GES yatırımlarının önünü açmak için önerilebilecek bazı ek teşvik mekanizmaları şunlardır:
1. Vergisel Teşviklerin Yeniden Düzenlenmesi: KDV muafiyeti, gümrük vergisi indirimi ve amortisman kolaylıkları gibi mali avantajların kapsamı genişletilmeli, özellikle depolama entegrasyonu olan projeler öncelikli olarak desteklenmelidir.
2. Yeşil Finansman Paketleri: Kamu bankaları aracılığıyla düşük faizli ve uzun vadeli “yeşil kredi” ürünleri geliştirilerek GES projelerine özel finansman kaynakları oluşturulmalı. Aynı zamanda, sigorta ve teminat mekanizmalarıyla yatırım riskleri azaltılmalı.
3. Karbon Kredisi Piyasasına Erişim: GES projelerinin karbon piyasasına entegre olabilmesi için gerekli altyapı sağlanmalı; böylece yatırımcılar yalnızca elektrik satışından değil, karbon emisyonu azaltımı üzerinden de gelir elde edebilmeli.
4. Öz Tüketime Yönelik Destek Paketleri: Sanayi tesisleri, oteller ve büyük ticari işletmelerin öz tüketime dayalı GES yatırımları için doğrudan destek ve öncelikli kapasite tahsisi sağlanmalı.
5. Üretim Sınırının Esnetilmesi ve Alım Garantisi Mekanizması: Güncel düzenlemelere göre, yatırımcı yalnızca yıllık tüketiminin iki katı kadar enerji üretebiliyor; bu sınırın üzerindeki üretim ise devlete bedelsiz devrediliyor.

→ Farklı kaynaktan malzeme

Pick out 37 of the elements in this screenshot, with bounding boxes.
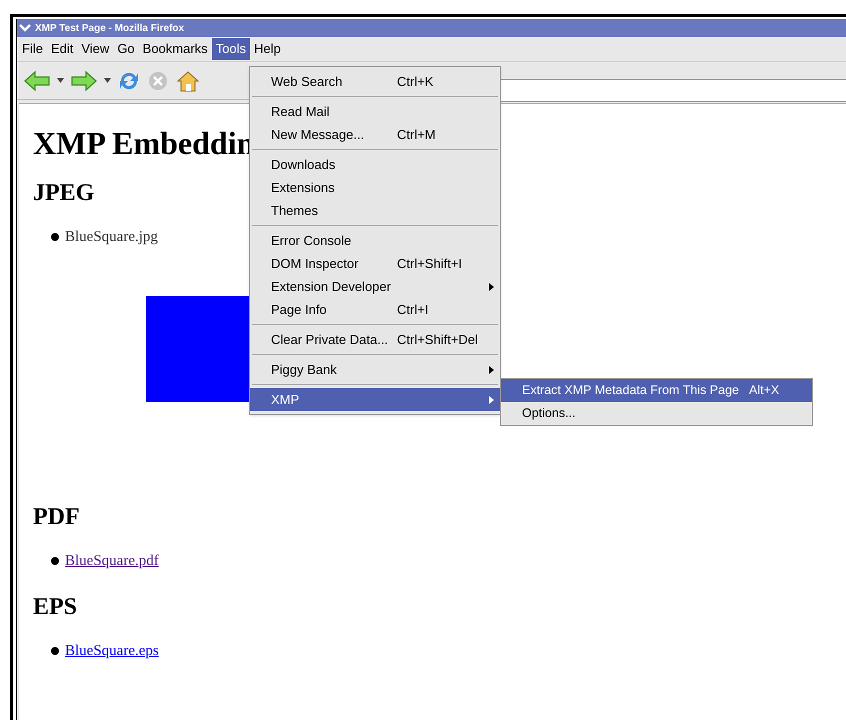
bullet-icon bbox=[51, 556, 59, 565]
section-heading: PDF bbox=[33, 502, 80, 532]
menu-item[interactable]: Error Console bbox=[250, 229, 500, 252]
menu-title[interactable]: Edit bbox=[46, 38, 78, 60]
menu-item[interactable]: Page Info Ctrl+I bbox=[250, 298, 500, 321]
menu-item[interactable]: Themes bbox=[250, 199, 500, 222]
menu-item[interactable]: XMP bbox=[250, 388, 500, 411]
file-link[interactable]: BlueSquare.pdf bbox=[65, 550, 159, 572]
dropdown-icon[interactable] bbox=[104, 78, 111, 83]
dropdown-icon[interactable] bbox=[57, 78, 64, 83]
forward-arrow-icon[interactable] bbox=[70, 70, 98, 92]
chevron-down-icon[interactable] bbox=[19, 22, 31, 34]
menu-title[interactable]: Help bbox=[250, 38, 285, 60]
menu-item[interactable]: Extension Developer bbox=[250, 275, 500, 298]
file-link[interactable]: BlueSquare.eps bbox=[65, 640, 159, 662]
home-icon[interactable] bbox=[175, 68, 201, 92]
menu-title[interactable]: View bbox=[77, 38, 114, 60]
menu-item[interactable]: Web Search Ctrl+K bbox=[250, 70, 500, 93]
image-caption: BlueSquare.jpg bbox=[65, 228, 158, 247]
url-field[interactable] bbox=[500, 79, 846, 102]
menu-title[interactable]: Bookmarks bbox=[138, 38, 212, 60]
menu-item[interactable]: DOM Inspector Ctrl+Shift+I bbox=[250, 252, 500, 275]
menu-title[interactable]: Go bbox=[113, 38, 139, 60]
back-arrow-icon[interactable] bbox=[23, 70, 51, 92]
section-heading: JPEG bbox=[33, 179, 94, 208]
menu-item[interactable]: Extensions bbox=[250, 176, 500, 199]
menu-item[interactable]: Extract XMP Metadata From This Page Alt+X bbox=[501, 379, 812, 402]
menu-item[interactable]: Options... bbox=[501, 402, 812, 425]
menu-title[interactable]: Tools bbox=[212, 38, 250, 60]
menu-item[interactable]: Clear Private Data... Ctrl+Shift+Del bbox=[250, 328, 500, 351]
menu-item[interactable]: Read Mail bbox=[250, 100, 500, 123]
menu-item[interactable]: Piggy Bank bbox=[250, 358, 500, 381]
section-heading: EPS bbox=[33, 593, 78, 622]
menu-title[interactable]: File bbox=[18, 38, 47, 60]
bullet-icon bbox=[51, 647, 59, 656]
bullet-icon bbox=[51, 233, 59, 242]
window-title: XMP Test Page - Mozilla Firefox bbox=[35, 22, 184, 36]
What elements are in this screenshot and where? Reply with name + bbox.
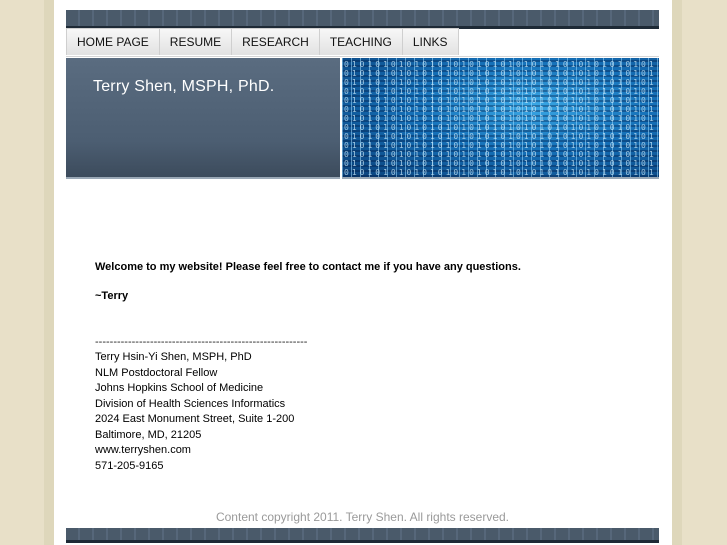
site-title: Terry Shen, MSPH, PhD. (93, 78, 275, 95)
contact-division: Division of Health Sciences Informatics (95, 397, 286, 410)
contact-city: Baltimore, MD, 21205 (95, 428, 202, 441)
footer-copyright: Content copyright 2011. Terry Shen. All … (215, 510, 510, 524)
contact-institution: Johns Hopkins School of Medicine (95, 382, 264, 394)
divider-line: ----------------------------------------… (95, 336, 308, 348)
main-navigation: HOME PAGE RESUME RESEARCH TEACHING LINKS (66, 28, 659, 57)
nav-resume[interactable]: RESUME (158, 28, 233, 55)
nav-teaching[interactable]: TEACHING (318, 28, 403, 55)
bottom-decorative-bar (66, 528, 659, 543)
nav-research[interactable]: RESEARCH (231, 28, 320, 55)
contact-phone: 571-205-9165 (95, 459, 164, 472)
contact-position: NLM Postdoctoral Fellow (95, 366, 218, 379)
nav-home-page[interactable]: HOME PAGE (66, 28, 160, 55)
contact-address-block: Terry Hsin-Yi Shen, MSPH, PhD NLM Postdo… (95, 350, 294, 474)
header-banner: Terry Shen, MSPH, PhD. (66, 58, 340, 179)
header-image-binary-code: 0101010101010101010101010101010101010101… (342, 58, 659, 179)
signature: ~Terry (95, 290, 129, 302)
contact-name: Terry Hsin-Yi Shen, MSPH, PhD (95, 351, 252, 363)
nav-links[interactable]: LINKS (401, 28, 459, 55)
contact-street: 2024 East Monument Street, Suite 1-200 (95, 413, 295, 425)
welcome-message: Welcome to my website! Please feel free … (95, 261, 521, 273)
contact-website: www.terryshen.com (95, 444, 191, 456)
top-decorative-bar (66, 10, 659, 29)
binary-digits-decoration: 0101010101010101010101010101010101010101… (344, 60, 657, 177)
main-content: Welcome to my website! Please feel free … (95, 260, 635, 472)
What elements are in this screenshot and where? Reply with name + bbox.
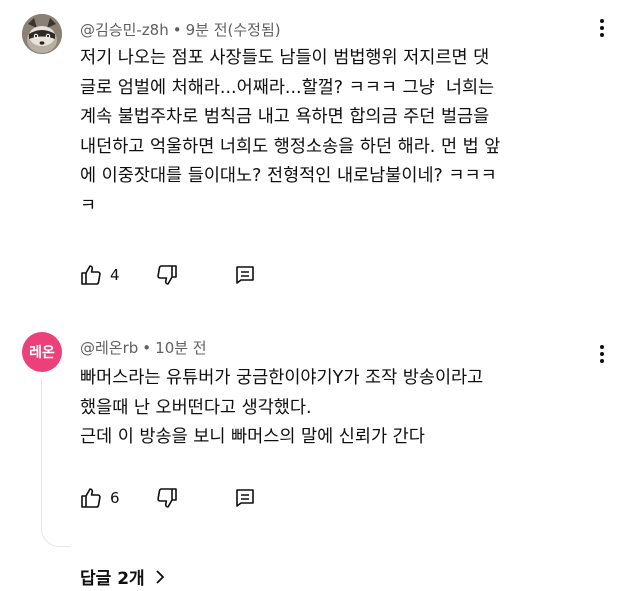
reply-button[interactable] <box>232 485 258 511</box>
thumbs-down-icon <box>157 265 177 285</box>
comment-time[interactable]: 9분 전(수정됨) <box>186 21 281 39</box>
comment-meta: @레온rb • 10분 전 <box>80 337 207 358</box>
comment-actions: 6 <box>78 484 258 512</box>
reply-button[interactable] <box>232 262 258 288</box>
more-vert-icon <box>600 345 604 363</box>
more-vert-icon <box>600 19 604 37</box>
replies-label: 답글 2개 <box>80 569 145 589</box>
like-button[interactable] <box>78 262 104 288</box>
thumbs-down-icon <box>157 488 177 508</box>
dislike-button[interactable] <box>154 262 180 288</box>
thread-connector <box>41 524 70 547</box>
comment-author[interactable]: @김승민-z8h <box>80 21 169 39</box>
meta-separator: • <box>142 339 152 357</box>
reply-comment-icon <box>236 489 254 507</box>
more-options-button[interactable] <box>592 342 612 366</box>
like-button[interactable] <box>78 485 104 511</box>
raccoon-avatar-icon[interactable] <box>22 14 62 54</box>
reply-comment-icon <box>236 266 254 284</box>
comment-text: 빠머스라는 유튜버가 궁금한이야기Y가 조작 방송이라고 했을때 난 오버떤다고… <box>80 368 484 447</box>
comment-time[interactable]: 10분 전 <box>155 339 206 357</box>
comment-actions: 4 <box>78 261 258 289</box>
like-count: 4 <box>110 266 120 284</box>
like-count: 6 <box>110 489 120 507</box>
comment-meta: @김승민-z8h • 9분 전(수정됨) <box>80 19 281 40</box>
avatar[interactable]: 레온 <box>22 332 62 372</box>
dislike-button[interactable] <box>154 485 180 511</box>
comment-author[interactable]: @레온rb <box>80 339 138 357</box>
chevron-right-icon <box>156 569 164 584</box>
comment-text: 저기 나오는 점포 사장들도 남들이 범법행위 저지르면 댓 글로 엄벌에 처해… <box>80 48 501 216</box>
meta-separator: • <box>172 21 182 39</box>
more-options-button[interactable] <box>592 16 612 40</box>
thread-line <box>41 378 42 525</box>
thumbs-up-icon <box>81 488 101 508</box>
thumbs-up-icon <box>81 265 101 285</box>
show-replies-button[interactable]: 답글 2개 <box>80 564 165 589</box>
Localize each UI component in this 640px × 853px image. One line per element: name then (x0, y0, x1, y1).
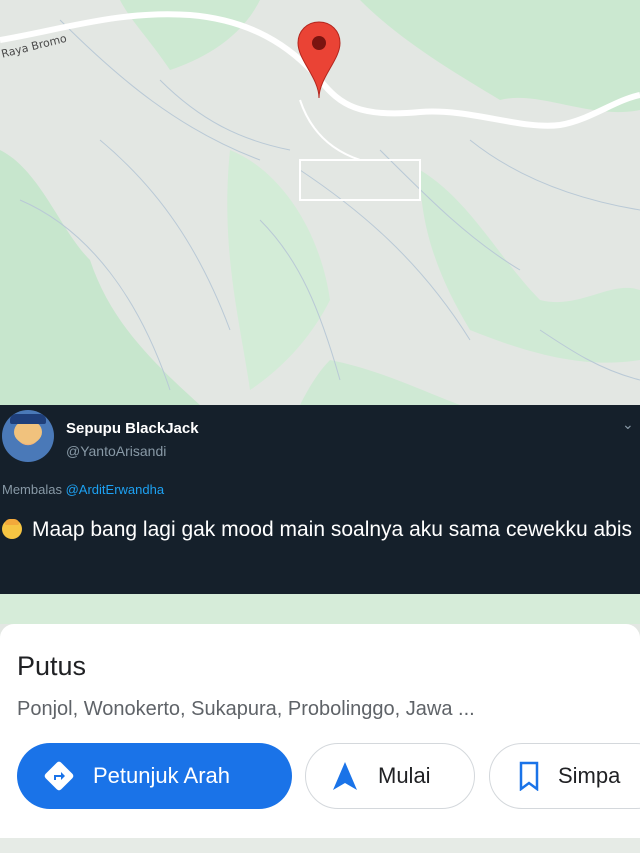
location-pin-icon[interactable] (296, 20, 342, 100)
tweet-reply-context: Membalas @ArditErwandha (2, 482, 164, 497)
person-emoji-icon (2, 519, 22, 539)
place-card (0, 624, 640, 853)
directions-label: Petunjuk Arah (93, 763, 230, 788)
directions-icon (44, 761, 74, 791)
bottom-map-strip (0, 838, 640, 853)
tweet-author-name[interactable]: Sepupu BlackJack (66, 420, 199, 437)
save-button[interactable]: Simpa (489, 743, 640, 809)
reply-mention-link[interactable]: @ArditErwandha (66, 482, 164, 497)
directions-button[interactable]: Petunjuk Arah (17, 743, 292, 809)
place-address: Ponjol, Wonokerto, Sukapura, Probolinggo… (17, 698, 475, 720)
terrain-green (0, 594, 640, 624)
tweet-author-handle[interactable]: @YantoArisandi (66, 443, 166, 459)
reply-prefix: Membalas (2, 482, 62, 497)
start-label: Mulai (378, 763, 431, 788)
avatar[interactable] (2, 410, 54, 462)
tweet-text: Maap bang lagi gak mood main soalnya aku… (32, 518, 633, 541)
tweet-text-block: Maap bang lagi gak mood main soalnya aku… (2, 513, 632, 547)
avatar-hat (10, 414, 46, 424)
start-button[interactable]: Mulai (305, 743, 475, 809)
place-title: Putus (17, 651, 87, 681)
save-label: Simpa (558, 763, 621, 788)
chevron-down-icon[interactable]: ⌄ (622, 416, 634, 433)
bookmark-icon (519, 761, 539, 791)
navigation-arrow-icon (333, 762, 357, 790)
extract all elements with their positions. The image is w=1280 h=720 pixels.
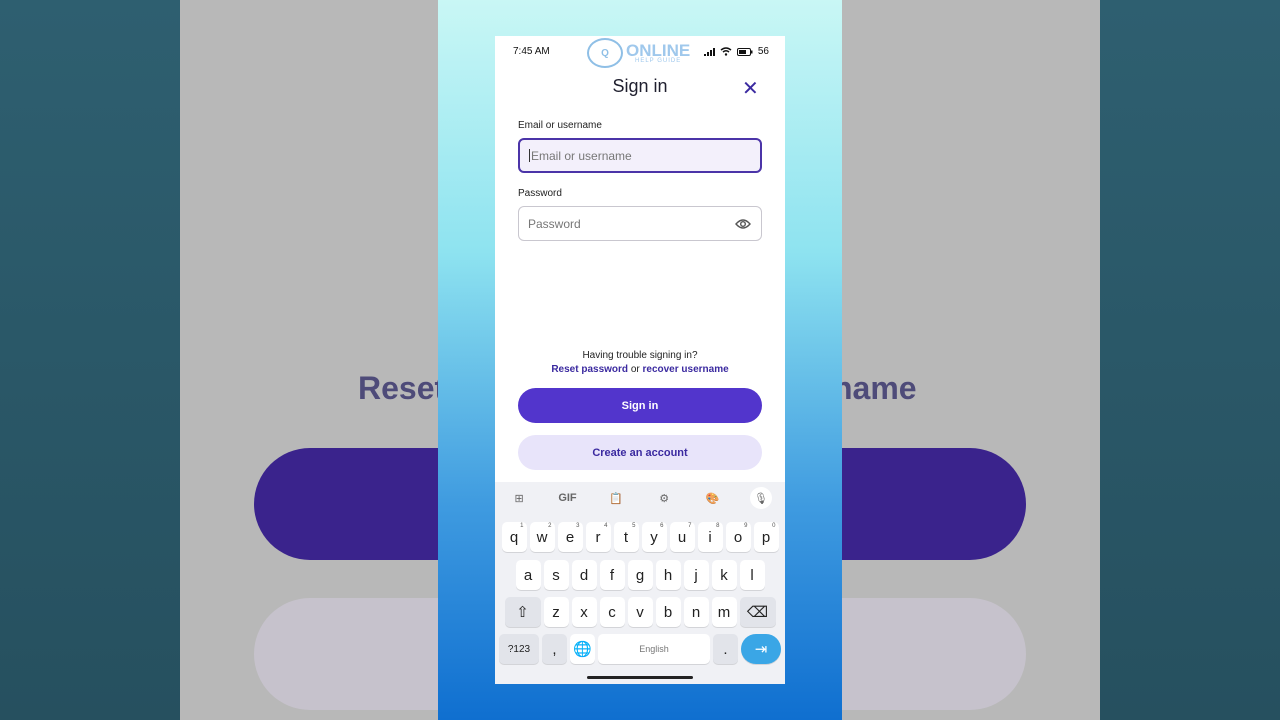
key-o[interactable]: o9 — [725, 522, 751, 552]
comma-key[interactable]: , — [542, 634, 567, 664]
battery-icon — [736, 47, 753, 56]
gear-icon[interactable]: ⚙ — [653, 487, 675, 509]
mic-icon[interactable]: 🎙 — [749, 487, 772, 509]
key-n[interactable]: n — [683, 597, 709, 627]
key-hint: 4 — [604, 523, 608, 529]
background-right — [1100, 0, 1280, 720]
key-k[interactable]: k — [711, 560, 737, 590]
key-p[interactable]: p0 — [753, 522, 779, 552]
password-placeholder: Password — [528, 216, 581, 231]
key-hint: 5 — [632, 523, 636, 529]
key-i[interactable]: i8 — [697, 522, 723, 552]
email-field[interactable]: Email or username — [518, 138, 762, 173]
password-label: Password — [518, 188, 562, 199]
key-a[interactable]: a — [515, 560, 541, 590]
key-e[interactable]: e3 — [557, 522, 583, 552]
next-arrow-icon[interactable]: ⇥ — [741, 634, 781, 664]
shift-key[interactable]: ⇧ — [504, 597, 541, 627]
battery-percent: 56 — [757, 46, 769, 57]
symbols-key[interactable]: ?123 — [499, 634, 539, 664]
key-d[interactable]: d — [571, 560, 597, 590]
email-label: Email or username — [518, 120, 602, 131]
key-hint: 3 — [576, 523, 580, 529]
key-w[interactable]: w2 — [529, 522, 555, 552]
key-c[interactable]: c — [599, 597, 625, 627]
eye-icon[interactable] — [735, 217, 751, 231]
background-title-left: Reset — [358, 370, 446, 406]
key-r[interactable]: r4 — [585, 522, 611, 552]
key-q[interactable]: q1 — [501, 522, 527, 552]
keyboard-toolbar: ⊞ GIF 📋 ⚙ 🎨 🎙 — [495, 482, 785, 514]
key-hint: 7 — [688, 523, 692, 529]
key-u[interactable]: u7 — [669, 522, 695, 552]
trouble-text: Having trouble signing in? — [582, 350, 698, 361]
apps-icon[interactable]: ⊞ — [508, 487, 530, 509]
key-b[interactable]: b — [655, 597, 681, 627]
globe-icon: Q — [587, 38, 623, 68]
phone-screen: 7:45 AM 56 Q ONLINE HELP GUIDE Sign in ✕… — [495, 36, 785, 684]
keyboard-row-1: q1w2e3r4t5y6u7i8o9p0 — [495, 522, 785, 552]
background-title-right: name — [833, 370, 917, 406]
key-hint: 6 — [660, 523, 664, 529]
watermark-text: ONLINE — [626, 40, 691, 60]
or-text: or — [630, 364, 640, 375]
keyboard-row-2: asdfghjkl — [495, 560, 785, 590]
key-hint: 1 — [520, 523, 524, 529]
key-hint: 0 — [772, 523, 776, 529]
background-left — [0, 0, 180, 720]
sign-in-button[interactable]: Sign in — [518, 388, 762, 423]
watermark-subtext: HELP GUIDE — [635, 57, 682, 64]
key-j[interactable]: j — [683, 560, 709, 590]
key-h[interactable]: h — [655, 560, 681, 590]
trouble-section: Having trouble signing in? Reset passwor… — [495, 349, 785, 377]
key-v[interactable]: v — [627, 597, 653, 627]
key-z[interactable]: z — [543, 597, 569, 627]
recover-username-link[interactable]: recover username — [643, 364, 729, 375]
reset-password-link[interactable]: Reset password — [551, 364, 628, 375]
close-icon[interactable]: ✕ — [742, 76, 759, 101]
clipboard-icon[interactable]: 📋 — [605, 487, 627, 509]
period-key[interactable]: . — [713, 634, 738, 664]
key-hint: 9 — [744, 523, 748, 529]
status-time: 7:45 AM — [513, 46, 550, 57]
key-x[interactable]: x — [571, 597, 597, 627]
text-cursor — [529, 149, 530, 162]
key-m[interactable]: m — [711, 597, 737, 627]
create-account-button[interactable]: Create an account — [518, 435, 762, 470]
status-icons: 56 — [703, 46, 769, 57]
email-placeholder: Email or username — [531, 148, 632, 163]
watermark-logo: Q ONLINE HELP GUIDE — [587, 38, 690, 68]
palette-icon[interactable]: 🎨 — [701, 487, 723, 509]
keyboard: ⊞ GIF 📋 ⚙ 🎨 🎙 q1w2e3r4t5y6u7i8o9p0 asdfg… — [495, 482, 785, 684]
key-s[interactable]: s — [543, 560, 569, 590]
home-indicator[interactable] — [587, 676, 693, 679]
key-g[interactable]: g — [627, 560, 653, 590]
space-key[interactable]: English — [598, 634, 710, 664]
password-field[interactable]: Password — [518, 206, 762, 241]
key-t[interactable]: t5 — [613, 522, 639, 552]
gif-button[interactable]: GIF — [556, 487, 578, 509]
key-f[interactable]: f — [599, 560, 625, 590]
key-hint: 8 — [716, 523, 720, 529]
key-l[interactable]: l — [739, 560, 765, 590]
key-hint: 2 — [548, 523, 552, 529]
globe-icon[interactable]: 🌐 — [570, 634, 595, 664]
key-y[interactable]: y6 — [641, 522, 667, 552]
signal-icon — [703, 47, 715, 56]
wifi-icon — [720, 47, 732, 56]
backspace-icon[interactable]: ⌫ — [739, 597, 776, 627]
keyboard-row-3: ⇧ z x c v b n m ⌫ — [495, 597, 785, 627]
keyboard-row-4: ?123 , 🌐 English . ⇥ — [495, 634, 785, 664]
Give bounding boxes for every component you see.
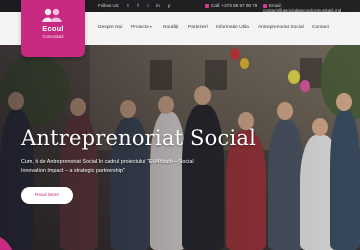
- logo-text-comunitatii: Comunitatii: [42, 34, 64, 39]
- linkedin-icon[interactable]: in: [155, 3, 161, 9]
- nav-item-despre-noi[interactable]: Despre Noi: [98, 25, 122, 30]
- twitter-icon[interactable]: t: [125, 3, 131, 9]
- nav-item-proiecte[interactable]: Proiecte▾: [131, 25, 152, 30]
- hero-subtitle: Cum, ti de Antreprenoriat Social în cadr…: [21, 159, 194, 174]
- read-more-button[interactable]: Read More: [21, 187, 73, 204]
- hero-title: Antreprenoriat Social: [21, 126, 257, 150]
- nav-item-antreprenoriat-social[interactable]: Antreprenoriat Social: [258, 25, 304, 30]
- nav-item-contact[interactable]: Contact: [312, 25, 329, 30]
- follow-us-label: Follow Us:: [98, 3, 120, 8]
- corner-accent-icon: [0, 237, 12, 250]
- nav-item-noutati[interactable]: Noutăți: [163, 25, 179, 30]
- logo-text-ecoul: Ecoul: [42, 24, 64, 33]
- site-logo[interactable]: Ecoul Comunitatii: [21, 0, 85, 57]
- instagram-icon[interactable]: i: [145, 3, 151, 9]
- chevron-down-icon: ▾: [149, 25, 152, 29]
- phone-contact[interactable]: Call: +373 68 57 08 79: [205, 3, 257, 8]
- phone-icon: [205, 3, 209, 8]
- youtube-icon[interactable]: y: [166, 3, 172, 9]
- nav-item-label: Proiecte: [131, 25, 149, 30]
- nav-item-informatie-utila[interactable]: Informatie Utila: [216, 25, 249, 30]
- nav-item-parteneri[interactable]: Parteneri: [188, 25, 208, 30]
- phone-text: Call: +373 68 57 08 79: [211, 3, 258, 8]
- logo-mark-icon: [42, 8, 62, 22]
- facebook-icon[interactable]: f: [135, 3, 141, 9]
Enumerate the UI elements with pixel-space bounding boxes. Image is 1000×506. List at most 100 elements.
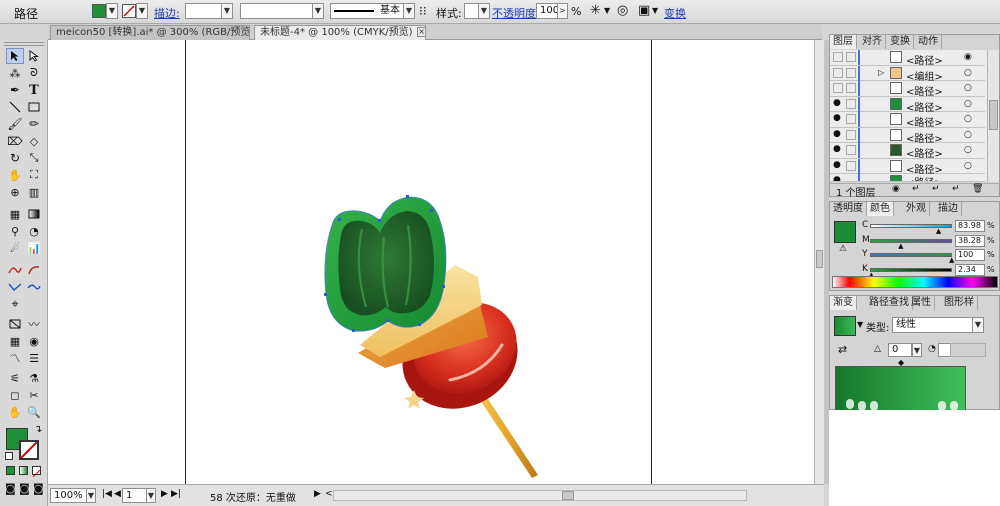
- out-of-gamut-icon[interactable]: ⚠: [839, 244, 847, 254]
- eye-icon[interactable]: ●: [833, 113, 841, 123]
- tab-untitled-4[interactable]: 未标题-4* @ 100% (CMYK/预览) ×: [254, 25, 426, 40]
- crosshair-tool-icon[interactable]: ⌖: [6, 296, 24, 312]
- expand-arrow-icon[interactable]: ▷: [878, 68, 884, 77]
- channel-value-field[interactable]: 100: [955, 249, 985, 261]
- magic-wand-tool-icon[interactable]: ⁂: [6, 65, 24, 81]
- pencil-tool-icon[interactable]: ✏: [25, 116, 43, 132]
- target-icon[interactable]: ○: [964, 130, 972, 140]
- tab-transparency[interactable]: 透明度: [830, 202, 867, 216]
- blend-tool-icon[interactable]: ◔: [25, 223, 43, 239]
- recolor-icon[interactable]: ✳: [590, 3, 601, 18]
- eye-icon[interactable]: ●: [833, 98, 841, 108]
- gradient-angle-field[interactable]: 0: [888, 343, 912, 357]
- align-icon[interactable]: ▣: [638, 3, 650, 18]
- rectangle-tool-icon[interactable]: [25, 99, 43, 115]
- column-graph-tool-icon[interactable]: 📊: [25, 240, 43, 256]
- align-dropdown-icon[interactable]: ▼: [652, 6, 658, 15]
- measure-tool-icon[interactable]: ⚟: [6, 370, 24, 386]
- tab-pathfinder[interactable]: 路径查找: [866, 296, 913, 310]
- target-icon[interactable]: ○: [964, 83, 972, 93]
- next-page-icon[interactable]: ▶: [161, 489, 168, 499]
- gradient-tool-icon[interactable]: [25, 206, 43, 222]
- zoom-tool-icon[interactable]: 🔍: [25, 404, 43, 420]
- isolate-icon[interactable]: ◎: [617, 3, 628, 18]
- color-mode-icon[interactable]: [6, 466, 15, 475]
- eye-icon[interactable]: ●: [833, 144, 841, 154]
- zoom-dropdown-icon[interactable]: ▼: [86, 488, 96, 503]
- lock-toggle[interactable]: [846, 145, 856, 155]
- layer-row[interactable]: <路径> ◉: [830, 50, 985, 67]
- fill-swatch[interactable]: [92, 4, 106, 18]
- envelope-tool-icon[interactable]: [6, 316, 24, 332]
- opacity-link[interactable]: 不透明度:: [492, 5, 540, 21]
- delete-layer-icon[interactable]: 🗑: [972, 184, 983, 194]
- warp-tool-icon[interactable]: ✋: [6, 167, 24, 183]
- tab-color[interactable]: 颜色: [867, 202, 894, 216]
- tab-align[interactable]: 对齐: [859, 35, 886, 49]
- layer-row[interactable]: ● <路径> ○: [830, 127, 985, 145]
- layer-row[interactable]: ● <路径> ○: [830, 96, 985, 114]
- layer-row[interactable]: ● <路径> ○: [830, 112, 985, 129]
- cmyk-slider-row[interactable]: K ▲ 2.34%: [862, 263, 998, 278]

Bu durum, yatırım yapılabilir kapasiteyi ciddi biçimde sınırlıyor. Oysa bu fazla üretimin, piyasa fiyatlarının altında ama belirli bir oranla devlet tarafından satın alınması, hem yatırım iştahını artırır hem de ülkenin enerji maliyetlerini aşağı çeker.
6. Kamusal GES Yatırımlarıyla Enerji Dönüşümünün Hızlandırılması: Devletin doğrudan GES santralleri kurarak, kömür ve doğal gaz gibi fosil yakıtlı santrallerin sayısını kademeli olarak azaltması, yenilenebilir enerji dönüşümünü hızlandıracaktır. Bu yaklaşım, yalnızca karbon salımını azaltmakla kalmaz, aynı zamanda enerji arz güvenliğini de artırır.
Sonuç olarak, Türkiye’nin karbon nötr hedeflerine ulaşabilmesi için yalnızca GES yatırımlarını nicelik olarak artırmak yeterli değil; aynı zamanda bu yatırımların önünü açacak finansal, mevzuatsal ve teknik ekosistemin de güçlendirilmesi gerekiyor. Teşvik mekanizmalarının sadece destekleyici değil, yönlendirici ve stratejik hâle getirilmesi, sektörün önünü açacak en önemli kaldıraçlardan biridir.
Elektrikli araç (EV) şarj altyapısının hızlı gelişimi, beraberinde bazı önemli güvenlik ve standart sorunlarını da getiriyor. Bugün Türkiye’de EV şarj istasyonlarının sayısı hızla artarken, bu tesislerin altyapısal yeterliliği ve güvenlik standartları ne yazık ki aynı hızda gelişemiyor. Bu durum, hem kullanıcı güvenliği hem de enerji altyapısının sürdürülebilirliği açısından ciddi riskler barındırıyor.
Sektörün karşılaştığı temel sorunların başında standart eksikliği geliyor. Farklı markalara ve sistemlere sahip şarj ünitelerinin ortak bir altyapıda çalışması için gerekli olan teknik ve yazılımsal standartlar henüz tam anlamıyla oturmuş değil. Bu da özellikle kırsal bölgelerde kurulan istasyonlarda enerji kesintileri, aşırı ısınma, yangın riski ve uyumsuzluk gibi sorunlara yol açabiliyor.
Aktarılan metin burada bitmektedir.